In answer to their own economic crisis, the French have taken up "bossnapping."
Here's how it works: An executive of a company, perhaps the CEO, stands before a group of his employees, puts his hands together, sighs, and then, with regret as smooth as brie, explains the fact that downsizing is needed to meet the exigencies of economic crisis (read: the preservation of profits in downturn).
The employees get pissed off -- and bum-rush the boss. They trap him in his office, barricade the door, feed him espresso and baguette, and demand a fair deal. It's a sort of soft-touch storming of the Bastille.
And lo, it works. A few weeks back, this happened at the FM Logistics Co. in Woippy, France, as 125 workers charged into a meeting of five company managers and held the poor creatures hostage for a day. At least 475 workers at FM Logistics, which is owned by Hewlett-Packard Co., were facing the specter of "redundancy" as HP sought to move its printer packaging operations to the cheaper labor pool in Malaysia.

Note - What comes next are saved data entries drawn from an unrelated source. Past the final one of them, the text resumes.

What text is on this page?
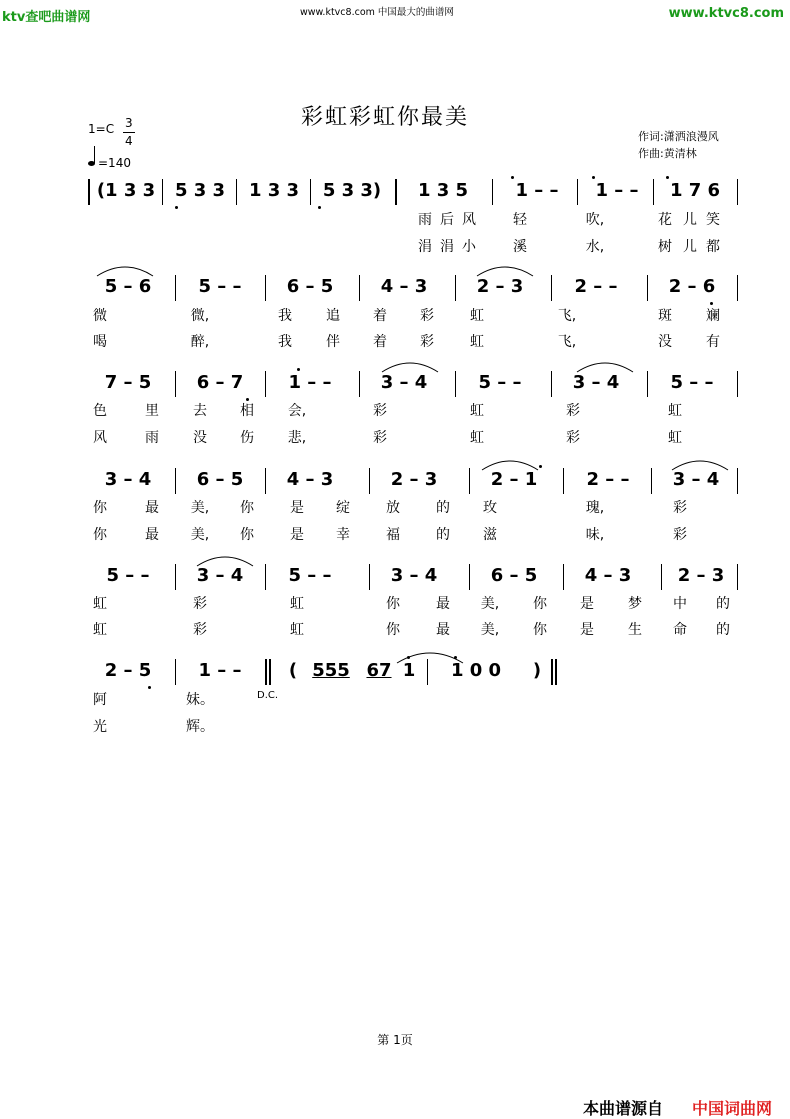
ktv查吧曲谱网	www.ktvc8.com 中国最大的曲谱网	www.ktvc8.com
彩虹彩虹你最美
1=C 3
4
=140
作词:潇洒浪漫风
作曲:黄清林
(1 3 3	5 3 3	1 3 3	5 3 3)	1 3 5	1 – –	1 – –	1 7 6
雨 后 风	轻	吹,	花 儿 笑
涓 涓 小	溪	水,	树 儿 都
5 – 6	5 – –	6 – 5	4 – 3	2 – 3	2 – –	2 – 6
微	微,	我	追	着	彩	虹	飞,	斑	斓
喝	醉,	我	伴	着	彩	虹	飞,	没	有
7 – 5	6 – 7	1 – –	3 – 4	5 – –	3 – 4	5 – –
色	里	去	相	会,	彩	虹	彩	虹
风	雨	没	伤	悲,	彩	虹	彩	虹
3 – 4	6 – 5	4 – 3	2 – 3	2 – 1	2 – –	3 – 4
你	最	美,	你	是	绽	放	的	玫	瑰,	彩
你	最	美,	你	是	幸	福	的	滋	味,	彩
5 – –	3 – 4	5 – –	3 – 4	6 – 5	4 – 3	2 – 3
虹	彩	虹	你	最	美,	你	是	梦	中	的
虹	彩	虹	你	最	美,	你	是	生	命	的
2 – 5	1 – –	( 555 67 1	1 0 0	)
阿	妹。	D.C.
光	辉。
第 1页
本曲谱源自 中国词曲网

By midnight, the company had turned tail, promising "new proposals on redundancy talks," according to Reuters. The news service quoted one of the bossnappers: "We've had enough. We have been negotiating for a year, if you can call it negotiating, and we haven't managed to make ourselves heard."
At 3M's pharmaceutical factory in Pithiviers, 50 miles from Paris, workers exploded upon hearing that 110 of them were to lose jobs. They surrounded the manager and forced him into his office, where he was held hostage for 24 hours until 3M agreed to resume negotiations.
The president of Sony France in March was locked in his office by employees who barricaded the doors and windows with tree trunks.
Angry factory workers at the Caterpillar plant in Grenoble took four managers hostage on April Fool's Day.
In the last month across France, at least a dozen such incidents have been reported, with no less than five CEOs of major corporations held in what the French are calling, with typical delicate aplomb, "sequestration." In each case, the sequestered bosses have been well-fed and well-treated -- though sometimes, alas, forced to sleep on the floor.